Pro: It can make people realize what they have

Like anything that we've had in our lives for an extended period of time, we eventually start taking it for granted and the same goes with our partners. No matter how much you love your partner and cherish them, because you're with them all the time it can sometimes make us forget just how lucky we really are.


"Cheating can bring a [person] closer to [their] partner," consultant psychologist Jaseena Backer tells Bonobology. "Both partners may have reached a point where they've begun to take each other for granted. If they decide to continue the relationship, they probably did, which should not happen. When that realization hits, they start to rework their boundaries, which brings them closer to each other." Similar to the feelings that come with jealousy, when faced with losing our partner, we stop taking them for granted. Instead, we put more back into the relationship to make it work.

Con: It can destroy a relationship

The worst part about cheating is that it can absolutely destroy a relationship and emotionally wounds your partner in ways you can't imagine unless you're faced with it. Even if you and your partner decide to weather through the ordeal, the relationship will be forever changed. There will be paranoia about other possible episodes of cheating, there will be a lack of trust, there will be endless questioning of honesty, and lots of resentment too.

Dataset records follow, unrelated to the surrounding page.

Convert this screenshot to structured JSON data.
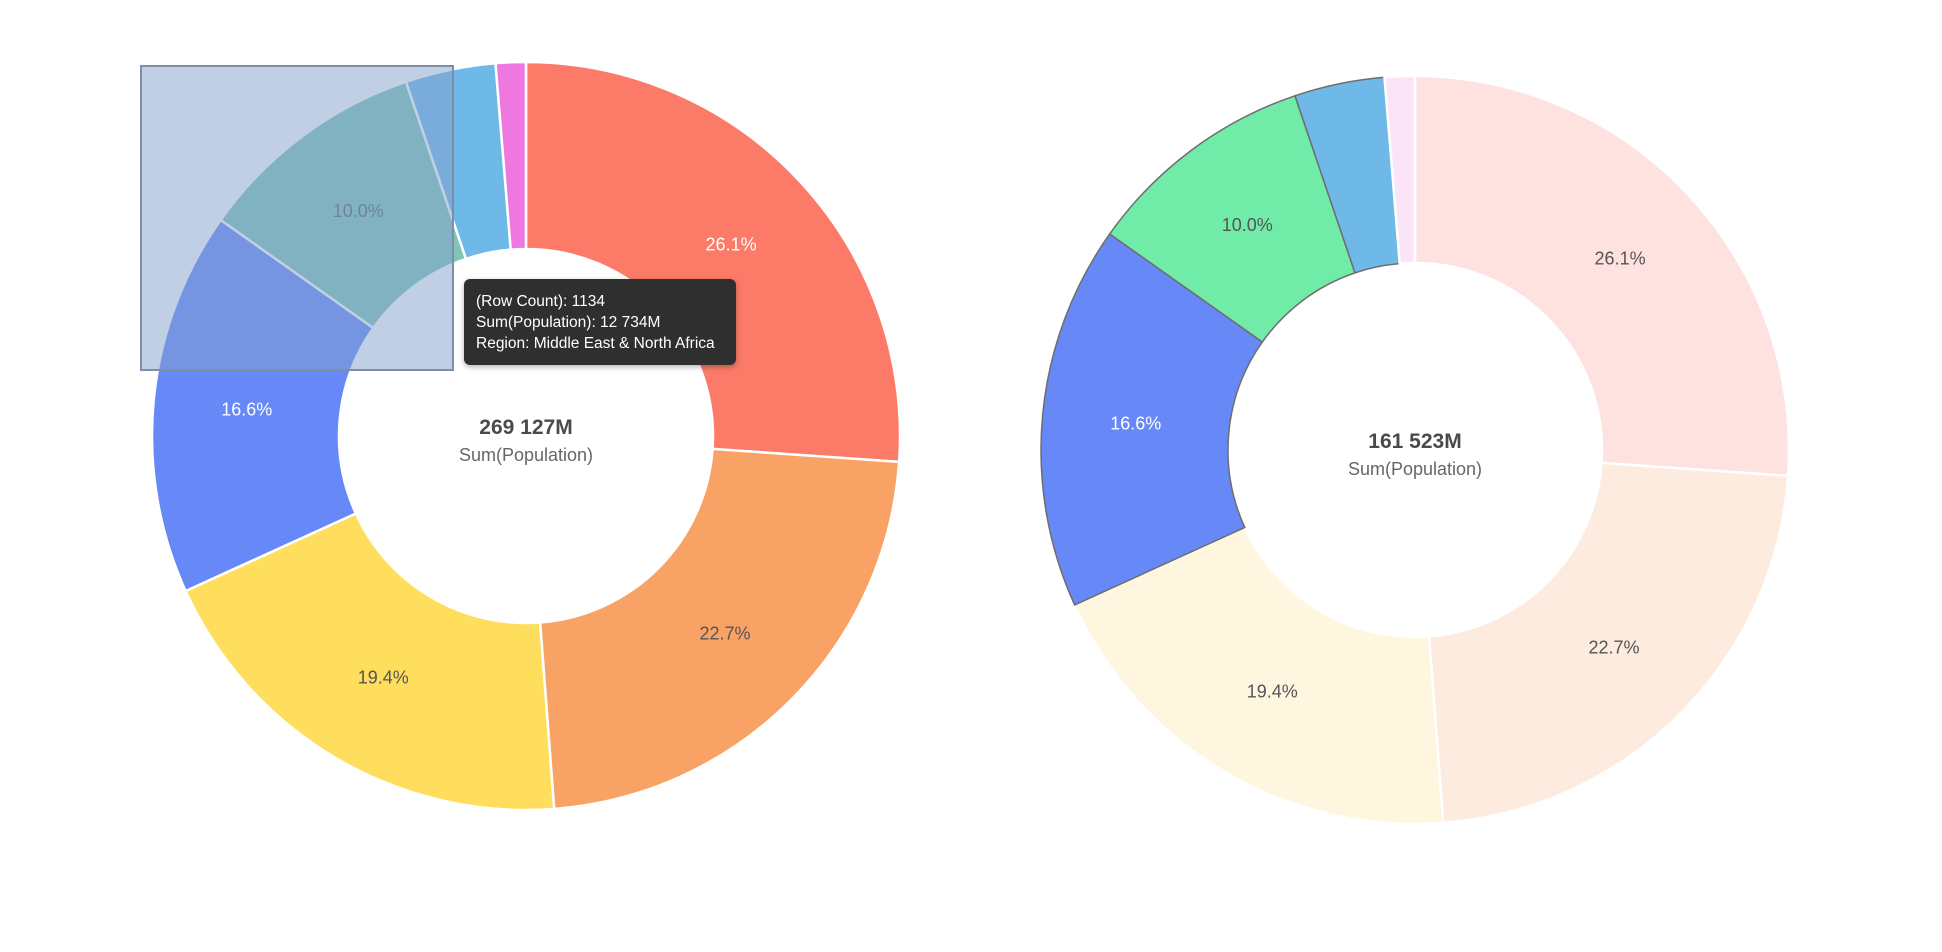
{
  "chart_data": [
    {
      "type": "pie",
      "variant": "donut",
      "title": "",
      "center_value": "269 127M",
      "center_label": "Sum(Population)",
      "slices": [
        {
          "value": 26.1,
          "label": "26.1%",
          "color": "#fc7a68",
          "label_color": "#ffffff"
        },
        {
          "value": 22.7,
          "label": "22.7%",
          "color": "#f9a265",
          "label_color": "#555555"
        },
        {
          "value": 19.4,
          "label": "19.4%",
          "color": "#ffdd5d",
          "label_color": "#555555"
        },
        {
          "value": 16.6,
          "label": "16.6%",
          "color": "#6689f7",
          "label_color": "#ffffff"
        },
        {
          "value": 10.0,
          "label": "10.0%",
          "color": "#7ec4b8",
          "label_color": "#5a6a6a"
        },
        {
          "value": 3.9,
          "label": "",
          "color": "#6fb9e8",
          "label_color": "#ffffff"
        },
        {
          "value": 1.3,
          "label": "",
          "color": "#ee77e0",
          "label_color": "#ffffff"
        }
      ],
      "selection_box": true,
      "tooltip": {
        "lines": [
          "(Row Count): 1134",
          "Sum(Population): 12 734M",
          "Region: Middle East & North Africa"
        ]
      }
    },
    {
      "type": "pie",
      "variant": "donut",
      "title": "",
      "center_value": "161 523M",
      "center_label": "Sum(Population)",
      "slices": [
        {
          "value": 26.1,
          "label": "26.1%",
          "color": "#fde2df",
          "label_color": "#555555",
          "highlighted": false
        },
        {
          "value": 22.7,
          "label": "22.7%",
          "color": "#fdebdf",
          "label_color": "#555555",
          "highlighted": false
        },
        {
          "value": 19.4,
          "label": "19.4%",
          "color": "#fff6df",
          "label_color": "#555555",
          "highlighted": false
        },
        {
          "value": 16.6,
          "label": "16.6%",
          "color": "#6689f7",
          "label_color": "#ffffff",
          "highlighted": true
        },
        {
          "value": 10.0,
          "label": "10.0%",
          "color": "#71eba8",
          "label_color": "#555555",
          "highlighted": true
        },
        {
          "value": 3.9,
          "label": "",
          "color": "#6fb9e8",
          "label_color": "#ffffff",
          "highlighted": true
        },
        {
          "value": 1.3,
          "label": "",
          "color": "#fce4f8",
          "label_color": "#ffffff",
          "highlighted": false
        }
      ]
    }
  ]
}
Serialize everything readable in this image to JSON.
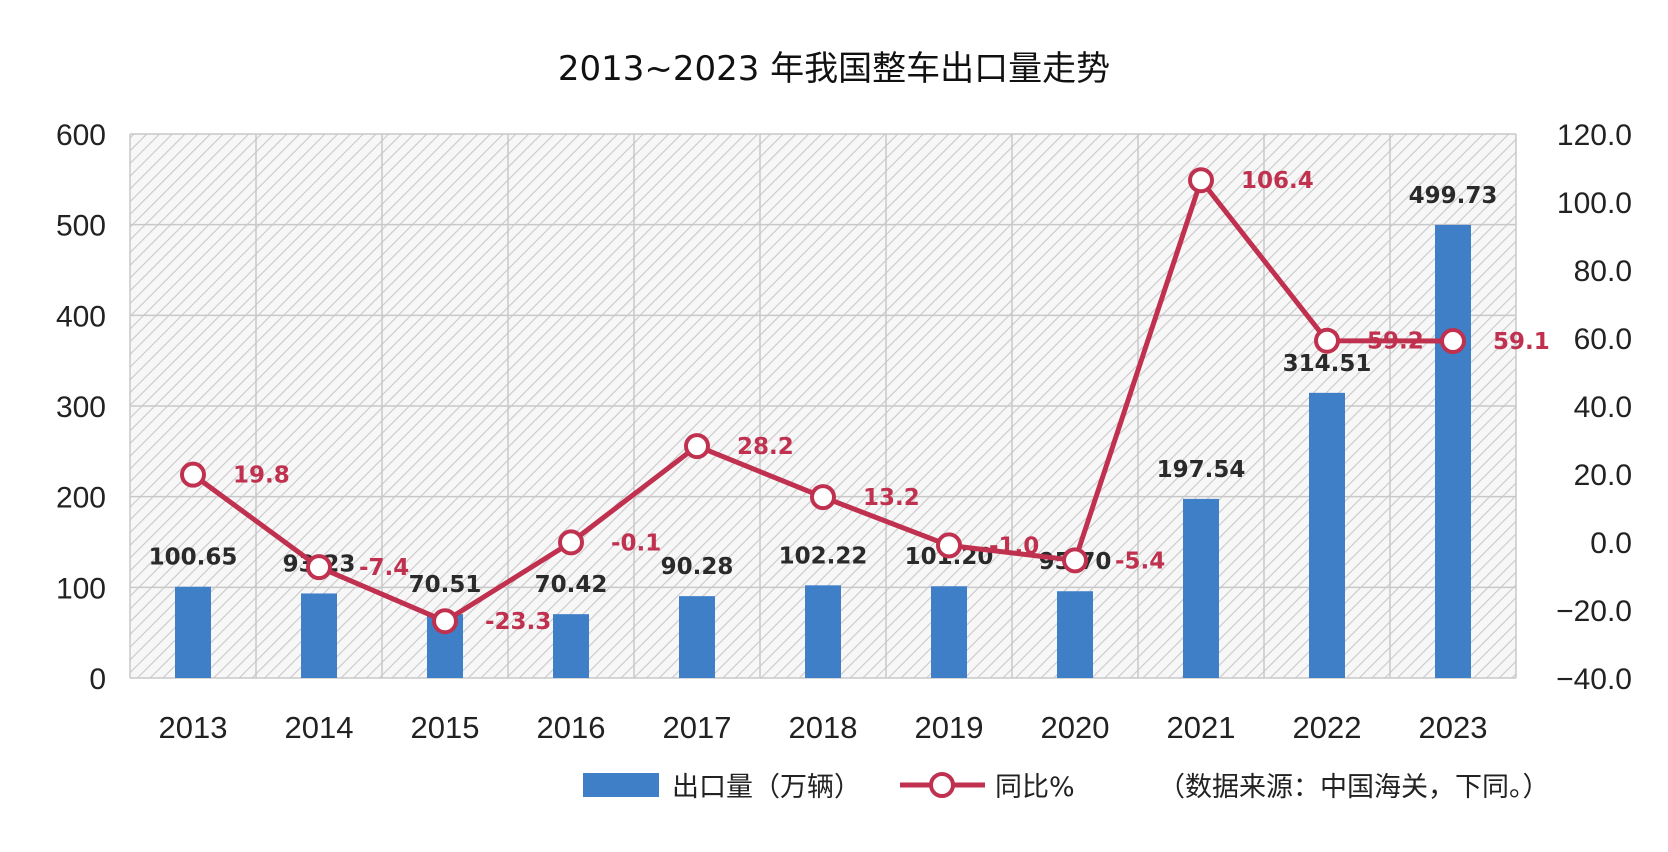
{
  "chart_data": {
    "type": "bar",
    "title": "2013~2023 年我国整车出口量走势",
    "categories": [
      "2013",
      "2014",
      "2015",
      "2016",
      "2017",
      "2018",
      "2019",
      "2020",
      "2021",
      "2022",
      "2023"
    ],
    "series": [
      {
        "name": "出口量（万辆）",
        "type": "bar",
        "axis": "left",
        "color": "#3f7fc8",
        "values": [
          100.65,
          93.23,
          70.51,
          70.42,
          90.28,
          102.22,
          101.2,
          95.7,
          197.54,
          314.51,
          499.73
        ],
        "labels": [
          "100.65",
          "93.23",
          "70.51",
          "70.42",
          "90.28",
          "102.22",
          "101.20",
          "95.70",
          "197.54",
          "314.51",
          "499.73"
        ]
      },
      {
        "name": "同比%",
        "type": "line",
        "axis": "right",
        "color": "#c0314f",
        "values": [
          19.8,
          -7.4,
          -23.3,
          -0.1,
          28.2,
          13.2,
          -1.0,
          -5.4,
          106.4,
          59.2,
          59.1
        ],
        "labels": [
          "19.8",
          "-7.4",
          "-23.3",
          "-0.1",
          "28.2",
          "13.2",
          "-1.0",
          "-5.4",
          "106.4",
          "59.2",
          "59.1"
        ]
      }
    ],
    "y_left": {
      "ylim": [
        0,
        600
      ],
      "ticks": [
        "0",
        "100",
        "200",
        "300",
        "400",
        "500",
        "600"
      ]
    },
    "y_right": {
      "ylim": [
        -40,
        120
      ],
      "ticks": [
        "−40.0",
        "−20.0",
        "0.0",
        "20.0",
        "40.0",
        "60.0",
        "80.0",
        "100.0",
        "120.0"
      ]
    },
    "grid": true,
    "legend_position": "bottom"
  },
  "note": "（数据来源：中国海关，下同。）"
}
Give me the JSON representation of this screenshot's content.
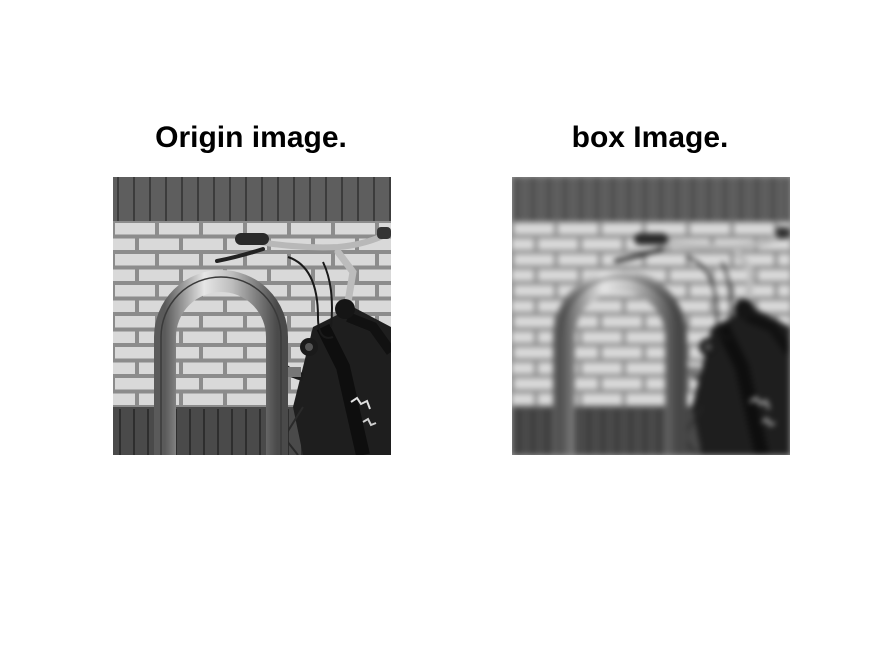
{
  "panels": [
    {
      "title": "Origin image.",
      "image": "grayscale photo of a bicycle locked to a metal bike rack in front of a brick wall"
    },
    {
      "title": "box Image.",
      "image": "same photo after box-filter blurring"
    }
  ],
  "colors": {
    "background": "#ffffff",
    "text": "#000000"
  }
}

"In general, more than half the relationships (55 percent) ended immediately after one partner admits to cheating, with 30 percent deciding to stay together but breaking up eventually, and only 15 percent of couples able to successfully recover from infidelity," psychologist Briony Leo tells Brides, according to the findings by the Relish Relationship Report. If you decide that your relationship can't withstand cheating, then the relationship is destroyed in another way: it comes to an end.

What to do instead

Navigating cheating as a means to reignite passion in your relationship is a tricky road to take. Sure, it can pay off for some couples, but it also puts a relationship to a test that it might not survive. At the end of the day, there's too much to lose. Instead of cheating, changing your usual schedule with your partner by adding things like date nights or dressing up for each other in ways you usually wouldn't can have a positive effect. As biological anthropologist and Chief Scientific Advisor for Match Dr. Helen Fisher tells InStyle, these types of things light up the part of the brain where romantic love and attachment reside, giving your relationship a little kick because you're bringing some novelty to it.


If trying these kinds of methods to reignite the spark doesn't help, and you still think cheating will save the day, talk to your partner about what's going on in your head. Be honest about what you're thinking and why. Together you might find ways to work through it or you both might realize you need couples' therapy.